IRanges-class {Biostrings}R Documentation

IRanges and NormalIRanges objects

Description

The IRanges class is a simple container for storing a set of integer ranges.

A NormalIRanges object is an IRanges object that is "normal". See the Normality section below for the definition and properties of normal IRanges objects.

Details

An IRanges object is a data frame-like object where each row describes a "range" of integers.

A "range" of integers is a finite set of consecutive integer values. Each range can be fully described with exactly 2 integers which can be arbitrarily picked up among the 3 following integers: its "start" i.e. its smallest (or first, or leftmost) value; its "end" i.e. its greatest (or last, or rightmost) value; and its "width" i.e. the number of values in the range. For example the set of integers that are greater than or equal to -20 and less than or equal to 400 is the range of integers that starts at -20 and has a width of 421.

The start can be any integer (see start below) but the width must be a nonnegative integer (see width below). The end of a range is its start plus its width minus one (see end below). An "empty" range is a range that contains no value i.e. a range that has a null width. Note that for an empty range, the end is smaller than the start.

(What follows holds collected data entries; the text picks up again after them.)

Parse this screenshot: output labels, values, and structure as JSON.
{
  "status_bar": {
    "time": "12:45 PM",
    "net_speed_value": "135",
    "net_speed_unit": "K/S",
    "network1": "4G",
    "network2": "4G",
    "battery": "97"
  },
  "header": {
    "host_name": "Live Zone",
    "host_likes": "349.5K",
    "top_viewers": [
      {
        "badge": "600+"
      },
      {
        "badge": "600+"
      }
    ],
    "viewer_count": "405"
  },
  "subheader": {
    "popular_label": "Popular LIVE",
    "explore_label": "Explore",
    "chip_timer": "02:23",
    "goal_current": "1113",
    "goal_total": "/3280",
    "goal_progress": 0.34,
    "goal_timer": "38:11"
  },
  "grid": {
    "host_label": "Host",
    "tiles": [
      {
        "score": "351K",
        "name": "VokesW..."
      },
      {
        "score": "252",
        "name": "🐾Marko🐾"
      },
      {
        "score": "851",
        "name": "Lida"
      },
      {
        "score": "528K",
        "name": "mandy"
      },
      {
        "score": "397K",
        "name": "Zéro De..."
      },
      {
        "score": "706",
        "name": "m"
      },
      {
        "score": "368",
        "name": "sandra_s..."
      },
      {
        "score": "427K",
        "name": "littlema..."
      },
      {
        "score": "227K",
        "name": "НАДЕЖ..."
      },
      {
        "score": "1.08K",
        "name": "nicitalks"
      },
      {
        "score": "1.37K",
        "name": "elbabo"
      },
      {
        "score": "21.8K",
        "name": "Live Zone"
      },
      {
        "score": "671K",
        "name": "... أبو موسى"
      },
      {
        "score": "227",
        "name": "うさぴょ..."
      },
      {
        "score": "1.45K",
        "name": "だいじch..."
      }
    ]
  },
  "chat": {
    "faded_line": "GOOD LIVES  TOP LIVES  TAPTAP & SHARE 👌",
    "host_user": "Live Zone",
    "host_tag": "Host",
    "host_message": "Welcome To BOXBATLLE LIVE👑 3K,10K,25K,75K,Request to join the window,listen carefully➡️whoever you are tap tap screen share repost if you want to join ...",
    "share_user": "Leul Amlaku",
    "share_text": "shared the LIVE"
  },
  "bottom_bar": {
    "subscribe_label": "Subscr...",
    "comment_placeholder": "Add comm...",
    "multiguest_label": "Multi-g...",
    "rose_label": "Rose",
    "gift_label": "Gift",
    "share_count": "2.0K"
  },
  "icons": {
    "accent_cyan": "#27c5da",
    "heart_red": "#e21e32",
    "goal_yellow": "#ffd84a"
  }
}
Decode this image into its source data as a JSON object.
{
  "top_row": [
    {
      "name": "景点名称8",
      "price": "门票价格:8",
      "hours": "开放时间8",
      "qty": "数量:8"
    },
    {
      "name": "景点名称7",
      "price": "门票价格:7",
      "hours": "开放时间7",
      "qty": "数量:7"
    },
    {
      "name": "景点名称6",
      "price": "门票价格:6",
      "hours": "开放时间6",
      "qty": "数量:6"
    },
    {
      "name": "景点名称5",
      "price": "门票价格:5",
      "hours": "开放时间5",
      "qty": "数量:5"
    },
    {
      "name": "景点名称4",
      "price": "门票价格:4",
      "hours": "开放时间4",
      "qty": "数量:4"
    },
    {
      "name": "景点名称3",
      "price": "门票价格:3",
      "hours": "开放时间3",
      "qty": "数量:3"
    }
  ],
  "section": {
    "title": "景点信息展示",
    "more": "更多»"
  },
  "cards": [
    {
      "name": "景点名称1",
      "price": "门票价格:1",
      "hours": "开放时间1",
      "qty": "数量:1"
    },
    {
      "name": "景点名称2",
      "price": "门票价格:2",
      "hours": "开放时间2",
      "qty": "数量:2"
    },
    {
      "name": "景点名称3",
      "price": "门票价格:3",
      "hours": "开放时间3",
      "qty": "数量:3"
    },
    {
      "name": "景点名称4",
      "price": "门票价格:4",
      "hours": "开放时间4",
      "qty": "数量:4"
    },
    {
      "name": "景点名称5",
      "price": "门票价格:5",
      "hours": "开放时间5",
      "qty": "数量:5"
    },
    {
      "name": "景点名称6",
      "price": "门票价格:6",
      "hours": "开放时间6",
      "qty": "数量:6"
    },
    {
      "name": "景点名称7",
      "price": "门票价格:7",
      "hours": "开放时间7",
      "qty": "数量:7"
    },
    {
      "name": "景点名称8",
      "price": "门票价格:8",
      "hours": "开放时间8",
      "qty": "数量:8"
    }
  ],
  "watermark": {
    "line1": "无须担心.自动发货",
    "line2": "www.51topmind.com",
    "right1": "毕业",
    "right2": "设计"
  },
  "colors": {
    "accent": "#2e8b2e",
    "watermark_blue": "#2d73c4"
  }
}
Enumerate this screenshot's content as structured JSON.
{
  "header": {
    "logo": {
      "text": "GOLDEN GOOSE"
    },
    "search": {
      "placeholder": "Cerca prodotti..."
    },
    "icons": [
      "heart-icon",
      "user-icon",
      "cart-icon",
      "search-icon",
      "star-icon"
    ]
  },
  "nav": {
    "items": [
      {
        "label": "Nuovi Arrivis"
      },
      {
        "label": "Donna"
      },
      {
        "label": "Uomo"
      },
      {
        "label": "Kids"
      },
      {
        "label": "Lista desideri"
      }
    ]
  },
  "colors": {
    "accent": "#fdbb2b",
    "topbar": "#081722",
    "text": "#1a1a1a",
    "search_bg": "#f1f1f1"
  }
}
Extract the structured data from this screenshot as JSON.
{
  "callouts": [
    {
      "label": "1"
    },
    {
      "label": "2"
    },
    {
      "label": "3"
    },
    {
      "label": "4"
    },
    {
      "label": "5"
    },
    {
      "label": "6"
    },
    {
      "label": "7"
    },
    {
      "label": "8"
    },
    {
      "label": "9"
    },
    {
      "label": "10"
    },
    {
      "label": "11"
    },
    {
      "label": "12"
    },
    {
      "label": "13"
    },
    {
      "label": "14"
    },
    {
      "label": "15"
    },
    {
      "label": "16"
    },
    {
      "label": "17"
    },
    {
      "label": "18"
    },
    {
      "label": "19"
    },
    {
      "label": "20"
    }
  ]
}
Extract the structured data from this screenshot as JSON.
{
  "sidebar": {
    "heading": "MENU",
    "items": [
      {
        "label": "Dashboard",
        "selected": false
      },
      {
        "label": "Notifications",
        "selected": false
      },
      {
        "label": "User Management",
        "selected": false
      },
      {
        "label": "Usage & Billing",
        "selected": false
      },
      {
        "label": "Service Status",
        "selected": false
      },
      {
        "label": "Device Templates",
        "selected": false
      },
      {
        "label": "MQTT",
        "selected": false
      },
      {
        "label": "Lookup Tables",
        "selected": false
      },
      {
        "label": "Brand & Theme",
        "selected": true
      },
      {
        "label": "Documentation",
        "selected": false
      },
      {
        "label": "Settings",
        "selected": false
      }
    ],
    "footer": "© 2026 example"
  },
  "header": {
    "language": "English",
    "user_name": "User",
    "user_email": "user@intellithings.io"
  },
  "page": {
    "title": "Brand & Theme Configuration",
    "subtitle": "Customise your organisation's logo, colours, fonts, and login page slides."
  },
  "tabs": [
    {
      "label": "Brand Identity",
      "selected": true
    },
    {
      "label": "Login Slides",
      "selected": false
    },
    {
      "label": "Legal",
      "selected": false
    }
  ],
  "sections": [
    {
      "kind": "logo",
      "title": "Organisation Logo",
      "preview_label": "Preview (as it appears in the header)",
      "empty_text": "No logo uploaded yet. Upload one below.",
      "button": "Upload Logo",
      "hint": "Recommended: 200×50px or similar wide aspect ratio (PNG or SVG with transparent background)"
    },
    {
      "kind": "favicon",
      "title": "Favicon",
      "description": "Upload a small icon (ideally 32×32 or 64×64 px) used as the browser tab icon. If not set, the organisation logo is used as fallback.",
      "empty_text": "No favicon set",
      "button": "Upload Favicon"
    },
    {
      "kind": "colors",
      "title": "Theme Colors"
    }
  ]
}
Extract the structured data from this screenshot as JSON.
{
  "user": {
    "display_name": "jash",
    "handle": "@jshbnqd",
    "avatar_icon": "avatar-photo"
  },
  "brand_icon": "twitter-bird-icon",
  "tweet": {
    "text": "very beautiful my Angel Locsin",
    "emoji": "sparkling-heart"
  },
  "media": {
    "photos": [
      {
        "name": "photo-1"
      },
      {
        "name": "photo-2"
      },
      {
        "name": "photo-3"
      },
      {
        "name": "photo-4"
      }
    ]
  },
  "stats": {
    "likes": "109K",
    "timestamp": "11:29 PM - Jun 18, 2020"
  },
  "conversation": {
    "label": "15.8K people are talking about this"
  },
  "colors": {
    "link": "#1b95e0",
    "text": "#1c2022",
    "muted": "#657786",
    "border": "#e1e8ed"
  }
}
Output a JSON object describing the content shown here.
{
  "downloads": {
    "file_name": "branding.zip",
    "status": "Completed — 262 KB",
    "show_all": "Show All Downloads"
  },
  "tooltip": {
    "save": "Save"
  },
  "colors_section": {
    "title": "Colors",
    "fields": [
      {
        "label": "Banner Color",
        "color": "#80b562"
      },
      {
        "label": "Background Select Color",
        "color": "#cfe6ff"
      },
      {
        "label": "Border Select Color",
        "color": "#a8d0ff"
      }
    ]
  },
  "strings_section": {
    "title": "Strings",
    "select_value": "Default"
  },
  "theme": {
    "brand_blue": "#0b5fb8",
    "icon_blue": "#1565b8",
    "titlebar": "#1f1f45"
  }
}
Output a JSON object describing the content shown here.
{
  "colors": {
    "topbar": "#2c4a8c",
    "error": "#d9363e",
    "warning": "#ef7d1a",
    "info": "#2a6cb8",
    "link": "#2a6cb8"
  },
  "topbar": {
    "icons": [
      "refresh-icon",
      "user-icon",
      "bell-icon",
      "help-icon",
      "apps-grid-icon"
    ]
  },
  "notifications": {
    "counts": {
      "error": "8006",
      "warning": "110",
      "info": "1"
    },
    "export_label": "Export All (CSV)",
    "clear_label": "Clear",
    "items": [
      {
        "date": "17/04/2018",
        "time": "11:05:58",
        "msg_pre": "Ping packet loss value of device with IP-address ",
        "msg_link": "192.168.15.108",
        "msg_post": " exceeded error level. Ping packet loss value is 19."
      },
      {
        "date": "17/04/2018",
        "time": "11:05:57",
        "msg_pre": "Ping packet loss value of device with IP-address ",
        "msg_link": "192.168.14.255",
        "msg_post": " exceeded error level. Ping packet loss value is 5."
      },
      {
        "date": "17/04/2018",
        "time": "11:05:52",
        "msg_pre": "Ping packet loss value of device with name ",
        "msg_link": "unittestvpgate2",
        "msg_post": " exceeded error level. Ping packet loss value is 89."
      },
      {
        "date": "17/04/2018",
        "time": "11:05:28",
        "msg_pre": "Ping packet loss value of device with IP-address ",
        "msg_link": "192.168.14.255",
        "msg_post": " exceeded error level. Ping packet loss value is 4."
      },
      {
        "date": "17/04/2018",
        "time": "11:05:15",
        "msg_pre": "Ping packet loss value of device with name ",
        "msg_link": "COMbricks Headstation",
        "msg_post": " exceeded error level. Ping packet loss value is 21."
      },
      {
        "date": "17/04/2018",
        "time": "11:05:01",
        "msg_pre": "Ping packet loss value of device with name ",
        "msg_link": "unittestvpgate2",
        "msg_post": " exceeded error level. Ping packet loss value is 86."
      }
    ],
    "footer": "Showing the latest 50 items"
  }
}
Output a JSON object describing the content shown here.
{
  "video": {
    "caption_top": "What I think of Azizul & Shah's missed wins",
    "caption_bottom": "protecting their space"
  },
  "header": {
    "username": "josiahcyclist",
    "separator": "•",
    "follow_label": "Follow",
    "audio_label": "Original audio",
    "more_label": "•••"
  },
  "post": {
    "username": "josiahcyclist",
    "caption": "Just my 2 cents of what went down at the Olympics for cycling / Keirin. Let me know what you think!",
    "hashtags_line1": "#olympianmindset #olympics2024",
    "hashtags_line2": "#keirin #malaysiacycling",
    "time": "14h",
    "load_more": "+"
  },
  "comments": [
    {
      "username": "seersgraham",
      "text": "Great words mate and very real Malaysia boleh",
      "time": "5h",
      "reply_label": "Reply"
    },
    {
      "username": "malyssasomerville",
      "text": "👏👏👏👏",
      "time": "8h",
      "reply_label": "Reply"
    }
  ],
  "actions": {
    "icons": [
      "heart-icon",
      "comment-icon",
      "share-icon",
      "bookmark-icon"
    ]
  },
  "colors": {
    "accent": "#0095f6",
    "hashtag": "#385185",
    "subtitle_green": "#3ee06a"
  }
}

Two ranges are considered equal iff they share the same start and width. Note that with this definition, 2 empty ranges are generally not equal (they need to share the same start to be considered equal).

The length of an IRanges object is the number of ranges in it i.e. the number of rows in the object.

An IRanges object is considered empty iff all its ranges are empty.

Note that it is unlikely that the user will have to create or manipulate directly an IRanges instance when using the Biostrings package. However the IRanges class being a superclass of the XStringViews class, any XStringViews object is also an IRanges object and can be manipulated as such. Therefore all the methods described here also work with an XStringViews object.

IRanges object vs data frame

An important difference with standard R data frames is that IRanges objects only support single subscript subsetting i.e. subsetting by row, whereas standard R data frames can be subsetted by row and by column. As a consequence, the length of an IRanges object is its number of rows, whereas the length of a standard R data frame object is its number of columns.

Accesor methods

In the code snippets below, x is an IRanges object.

length(x): The number of ranges in x.
start(x): The start values of the ranges. This is a vector of positive integers of the same length as x.
width(x): The number of integers in each range. This is a vector of nonnegative integers of the same length as x.
end(x): start(x) + width(x) - 1L
names(x): NULL or a character vector of the same length as x.
desc(x): desc is an alias for names.

Constructor

IRanges(start=NULL, end=NULL, width=NULL): Return the IRanges object containing the ranges specified by start, end and width. Exactly two of the start, end and width arguments must be specified as integer vectors (with no NAs) and the other argument must be NULL. If start and end are specified, then they must be vectors of the same length. If start and width (or end and width) are specified, then the length of width must be <= to the length of start and, if it is <, then width is expanded cyclically to the length of start.

Subsetting

In the code snippet below, x is an IRanges object.

x[i]: Return a new IRanges object (of the same type as x) made of the selected ranges. i can be a numeric vector, a logical vector, NULL or missing. If x is a NormalIRanges object and i a positive numeric subscript (i.e. a numeric vector of positive values), then i must be strictly increasing.

Other methods

In the code snippets below, x is an IRanges object.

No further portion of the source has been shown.